Viva il pane e salame, ma a Torino non ci sono osterie «fuori porta».

La città ha tanto verde attorno le occasioni per godersi un pranzo domenicale semplice (un buon formaggio, pane fragrante) sono assai poche. Sarebbe bello che qualche ristoratore avviasse uno stagionale o come si dice un «pop-up».

di Luca Iaccarino – CORRIERE TORINO

Viva il pane e salame, ma a Torino non ci sono osterie «fuori porta»

Questa cosa che Torino abbia pochissime «osterie di fuori porta» non mi dà pace. Tutte le volte che la stagione si fa bella e la voglia di scampagnate potente, torna torrida la questione: dove andare a mangiare un boccone semplice, a un passo dalla città, magari con lo spazio per lasciare razzolare libera la mia famiglia e altri animali?

Torino ha tanto verde attorno: la collina proprio alle spalle del fiume a est, la campagna a sud, la pianura che s’avvia verso la montagna a nord e ovest eppure le occasioni per godersi un pranzo domenicale sono assai poche. Anche perché, diciamocelo, in un fine settimana di relax più che cercare grandi piatti e menu fissi (spesso troppo impegnativi) oggi si desiderano spazi di libertà e pasti semplicissimi: da quando mangiar fuori non è più un evento raro, il settimo giorno tanti vorrebbero far riposare anche lo stomaco, contentandosi d’un buon formaggio, un buon salame, un pane fragrante, un secchio di fragole e un pintone di Nebbiolo o di Timorasso gelido.

Eppure indirizzi così sono quasi impossibili da trovare nella cintura torinese, tant’è che spesso per cercare refrigerio e spensieratezza ci si rassegna a un’ora di macchina per arrivare nelle Langhe, nel Monferrato, persino in Val d’Aosta.

Non voglio dire che non ci sia un solo indirizzo buono, per carità. Ad esempio a me piace sempre andare alla Trattoria San Marchese, un metro oltre la soglia di Venaria, o in qualche residua bocciofila collinare, ma sono davvero pochissime le soste che mi vengono in mente nel raggio di mezz’ora di macchina dal centro cittadino (se la percorrenza diventa un’ora la scampagnata si trasforma in viaggio, ed entra in competizione non solo il resto del Piemonte, ma pure la Liguria).

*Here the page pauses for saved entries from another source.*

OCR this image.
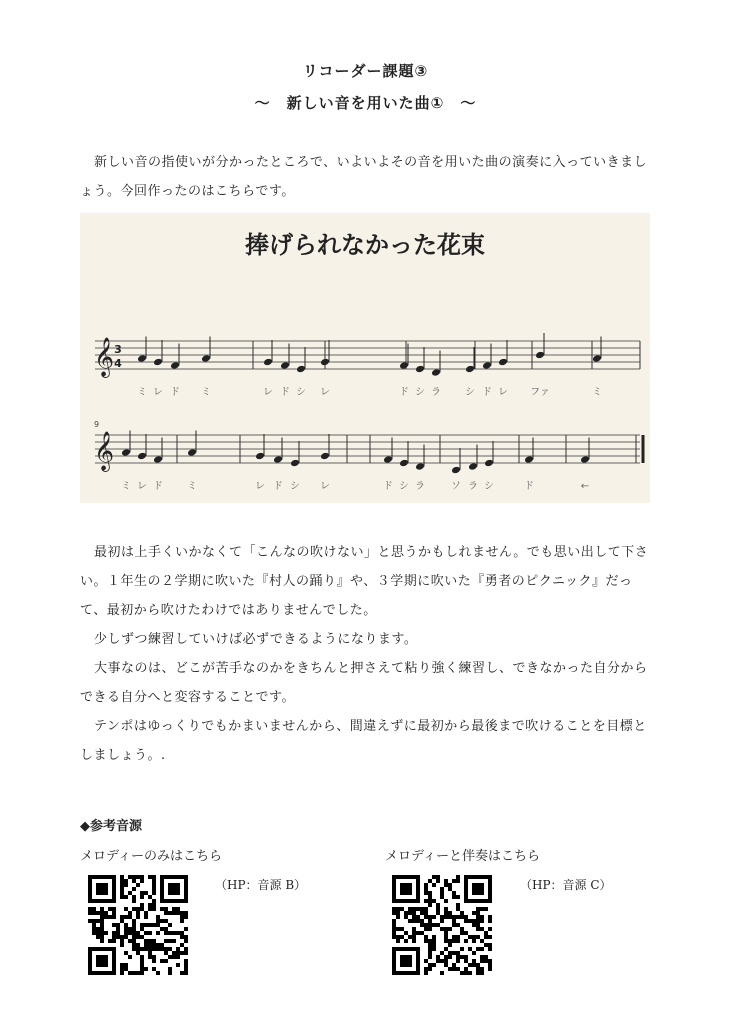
リコーダー課題③
～　新しい音を用いた曲①　～

新しい音の指使いが分かったところで、いよいよその音を用いた曲の演奏に入っていきましょう。今回作ったのはこちらです。

捧げられなかった花束
𝄞
ミ レ ド ミ	レ ド シ レ	ド シ ラ シ ド レ ファ	ミ
𝄞
ミ レ ド ミ	レ ド シ レ	ド シ ラ	ソ ラ シ	ド	←
3
4
9

最初は上手くいかなくて「こんなの吹けない」と思うかもしれません。でも思い出して下さい。１年生の２学期に吹いた『村人の踊り』や、３学期に吹いた『勇者のピクニック』だって、最初から吹けたわけではありませんでした。

少しずつ練習していけば必ずできるようになります。

大事なのは、どこが苦手なのかをきちんと押さえて粘り強く練習し、できなかった自分からできる自分へと変容することです。

テンポはゆっくりでもかまいませんから、間違えずに最初から最後まで吹けることを目標としましょう。.

◆参考音源
メロディーのみはこちら	メロディーと伴奏はこちら
（HP：音源 B）	（HP：音源 C）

Per carità, immagino non sia facile far vivere un locale in cintura, ma sarebbe bello che qualche ristoratore avviasse uno stagionale — un «pop-up» come si dice oggi — per animare la ristorazione estiva sul limine cittadino. Massimo rispetto, ad esempio, ai ragazzi di Vinolento che si sono appena trasferiti a cascina Roccafranca dove propongono — oltre alla «cucina cucinata» — anche quel che io cerco in una gita d’estate: 15 euro per una merenda sinoira di pane, burro e acciughe, caponata, flan con fonduta, tomino, panelle e lardo, vitello tonnato. Non ci sono ancora stato, non vedo l’ora di andarci. E spero che altri seguano il loro esempio. Viva l’estate. Viva la cintura. Viva il pane e salame.